Prima che potessi rispondere, si avvicinò, sovrastandomi all'improvviso, con il viso a pochi centimetri dal mio. Sentii il fiato mancarmi, le labbra che si schiudevano per la sorpresa.

«Allora questo è il prezzo da pagare per aver parlato male di me agli altri» mormorò, mordicchiandomi il labbro inferiore prima di impossessarsi della mia bocca in un bacio vero e proprio. Era iniziato come una punizione, ma si trasformò rapidamente in qualcos'altro non appena risposi, la mia rigidità iniziale che si scioglieva in arrendevolezza, e poi in partecipazione attiva.

Il respiro si fece più rapido, piccoli suoni mi sfuggivano dalla gola mentre lui esplorava il mio corpo. I suoi tocchi erano insieme punizione e piacere, e mi provocavano brividi che sentivo riverberare attraverso il suo stesso corpo.

La camicia da notte mi si era sollevata e le sue mani scoprivano sempre più pelle a ogni carezza. Eravamo entrambi persi in quella sensazione, il pensiero razionale che svaniva a ogni secondo che passava...


Tre anni fa, per esaudire il desiderio di sua nonna, sono stata costretta a sposare Derek Wells, il secondogenito della famiglia che mi aveva adottata dieci anni prima.

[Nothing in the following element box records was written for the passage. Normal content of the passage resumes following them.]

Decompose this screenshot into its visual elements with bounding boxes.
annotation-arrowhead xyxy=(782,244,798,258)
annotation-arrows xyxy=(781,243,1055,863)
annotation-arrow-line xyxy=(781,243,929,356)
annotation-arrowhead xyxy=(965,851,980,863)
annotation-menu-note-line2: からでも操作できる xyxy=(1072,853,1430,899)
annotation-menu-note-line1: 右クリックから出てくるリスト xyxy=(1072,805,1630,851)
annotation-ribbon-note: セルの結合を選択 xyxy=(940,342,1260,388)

Lui non mi amava, ma io l'ho sempre amato in segreto.

Ora, il matrimonio combinato di tre anni sta per finire, ma sento che tra me e Derek è nato un qualche tipo di sentimento che nessuno dei due è disposto ad ammettere. Non so se le mie sensazioni siano giuste, ma so che fisicamente non riusciamo a resisterci.

Capitolo 1

Il punto di vista di Eleanor

Ho sempre saputo che il nostro matrimonio aveva una data di scadenza.

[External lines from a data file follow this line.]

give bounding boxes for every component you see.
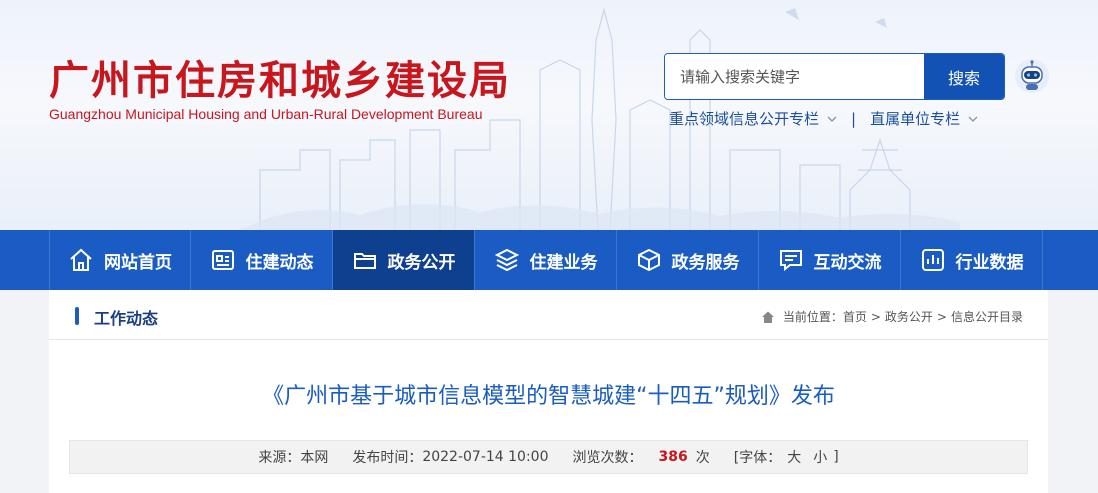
nav-label: 行业数据 (955, 252, 1024, 273)
site-title: 广州市住房和城乡建设局 (49, 58, 511, 104)
nav-label: 网站首页 (104, 252, 172, 273)
link-separator: | (851, 109, 857, 128)
source-value: 本网 (300, 450, 329, 466)
nav-label: 住建业务 (529, 252, 598, 273)
site-header: 广州市住房和城乡建设局 Guangzhou Municipal Housing … (0, 0, 1098, 230)
time-value: 2022-07-14 10:00 (422, 449, 549, 465)
nav-item-interaction[interactable]: 互动交流 (759, 230, 901, 290)
main-navigation: 网站首页 住建动态 政务公开 住建业务 政务服务 互动交流 行业数据 (0, 230, 1098, 290)
nav-label: 住建动态 (245, 252, 314, 273)
views-unit: 次 (695, 450, 710, 466)
nav-item-news[interactable]: 住建动态 (191, 230, 333, 290)
breadcrumb-government-affairs[interactable]: 政务公开 (885, 308, 933, 325)
folder-icon (353, 253, 376, 269)
quick-link-label: 重点领域信息公开专栏 (669, 110, 820, 128)
chevron-down-icon (827, 116, 837, 122)
nav-item-business[interactable]: 住建业务 (475, 230, 617, 290)
site-subtitle: Guangzhou Municipal Housing and Urban-Ru… (49, 106, 483, 122)
chevron-down-icon (968, 116, 978, 122)
section-title: 工作动态 (94, 309, 159, 328)
search-input[interactable] (665, 54, 924, 99)
nav-item-data[interactable]: 行业数据 (901, 230, 1043, 290)
breadcrumb-info-catalog[interactable]: 信息公开目录 (951, 308, 1023, 325)
chat-icon (779, 250, 802, 272)
chart-icon (921, 249, 944, 271)
breadcrumb-separator: > (870, 309, 881, 324)
views-label: 浏览次数： (572, 450, 643, 466)
article-title: 《广州市基于城市信息模型的智慧城建“十四五”规划》发布 (262, 384, 835, 409)
nav-label: 政务公开 (387, 252, 456, 273)
nav-item-home[interactable]: 网站首页 (49, 230, 191, 290)
content-panel: 工作动态 当前位置： 首页 > 政务公开 > 信息公开目录 《广州市基于城市信息… (49, 290, 1048, 493)
nav-label: 互动交流 (813, 252, 882, 273)
section-marker (75, 307, 79, 325)
nav-item-government-affairs[interactable]: 政务公开 (333, 230, 475, 290)
quick-links: 重点领域信息公开专栏 | 直属单位专栏 (669, 108, 978, 129)
quick-link-affiliated-units[interactable]: 直属单位专栏 (870, 108, 978, 129)
layers-icon (494, 248, 519, 272)
home-icon (70, 248, 92, 271)
search-box: 搜索 (664, 53, 1005, 100)
breadcrumb-prefix: 当前位置： (782, 310, 843, 324)
font-size-small-button[interactable]: 小 (813, 447, 827, 467)
font-size-large-button[interactable]: 大 (787, 447, 801, 467)
font-size-close: ] (833, 449, 839, 465)
box-icon (637, 248, 660, 272)
news-icon (211, 250, 234, 270)
quick-link-key-areas[interactable]: 重点领域信息公开专栏 (669, 108, 837, 129)
nav-label: 政务服务 (671, 252, 740, 273)
robot-assistant-icon[interactable] (1014, 58, 1050, 94)
font-size-label: [字体： (733, 450, 782, 466)
breadcrumb-separator: > (936, 309, 947, 324)
nav-item-services[interactable]: 政务服务 (617, 230, 759, 290)
section-header: 工作动态 当前位置： 首页 > 政务公开 > 信息公开目录 (49, 290, 1048, 340)
source-label: 来源： (258, 450, 301, 466)
views-count: 386 (658, 449, 688, 465)
breadcrumb: 当前位置： 首页 > 政务公开 > 信息公开目录 (761, 308, 1023, 325)
quick-link-label: 直属单位专栏 (870, 110, 961, 128)
search-button[interactable]: 搜索 (924, 54, 1004, 99)
time-label: 发布时间： (352, 450, 423, 466)
home-icon (761, 311, 774, 323)
article-meta: 来源： 本网 发布时间： 2022-07-14 10:00 浏览次数： 386 … (69, 440, 1028, 474)
breadcrumb-home[interactable]: 首页 (843, 308, 867, 325)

Tre anni fa, quando Derek si inginocchiò davanti a me al capezzale di sua nonna Margaret e mi chiese di sposarlo, entrambi sapevamo benissimo che si trattava solo di una messa in scena della durata di tre anni.

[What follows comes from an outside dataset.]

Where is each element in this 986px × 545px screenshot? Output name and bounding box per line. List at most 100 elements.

Accettai perché lo amavo da troppo tempo, disposta a prendere qualunque briciola del suo tempo mi offrisse. In questi tre anni, però, lui è stato quasi sempre a Londra, rendendo il nostro matrimonio nient’altro che un titolo vuoto.

Ora che il nostro contratto triennale sta per scadere, ho iniziato a prepararmi all’inevitabile.

Derek sarà sicuramente sollevato di poter finalmente porre fine a questa farsa. Eppure, in fondo al cuore, una parte sciocca di me continua a nutrire una speranza impossibile, come se si prendesse cura di un fiore invernale che non dovrebbe sopravvivere al gelo.

L’uomo che amo mi ha sempre vista solo come l’orfana tredicenne che aveva invaso il suo mondo perfetto: un caso di carità, mai una moglie e di certo mai un’amante.

Le dita mi pungevano ancora leggermente per le spine delle rose mentre esaminavo la composizione che avevo appena finito per un matrimonio alla Trinity Church.

La cascata di rose bianche e la delicata gypsophila riempivano il negozio con la loro fragranza inebriante, ogni petalo un testimone silenzioso di promesse che sapevo essere spesso fragili quanto loro.

La luce del tardo pomeriggio filtrava attraverso le vetrate del “Four Seasons Florals”, disegnando motivi dorati sui pavimenti di legno lucido che un tempo avevano rappresentato il mio unico trionfo fuori dall’ombra della famiglia Wells.

Proprio mentre facevo un passo indietro per valutare il mio lavoro, il telefono squillò.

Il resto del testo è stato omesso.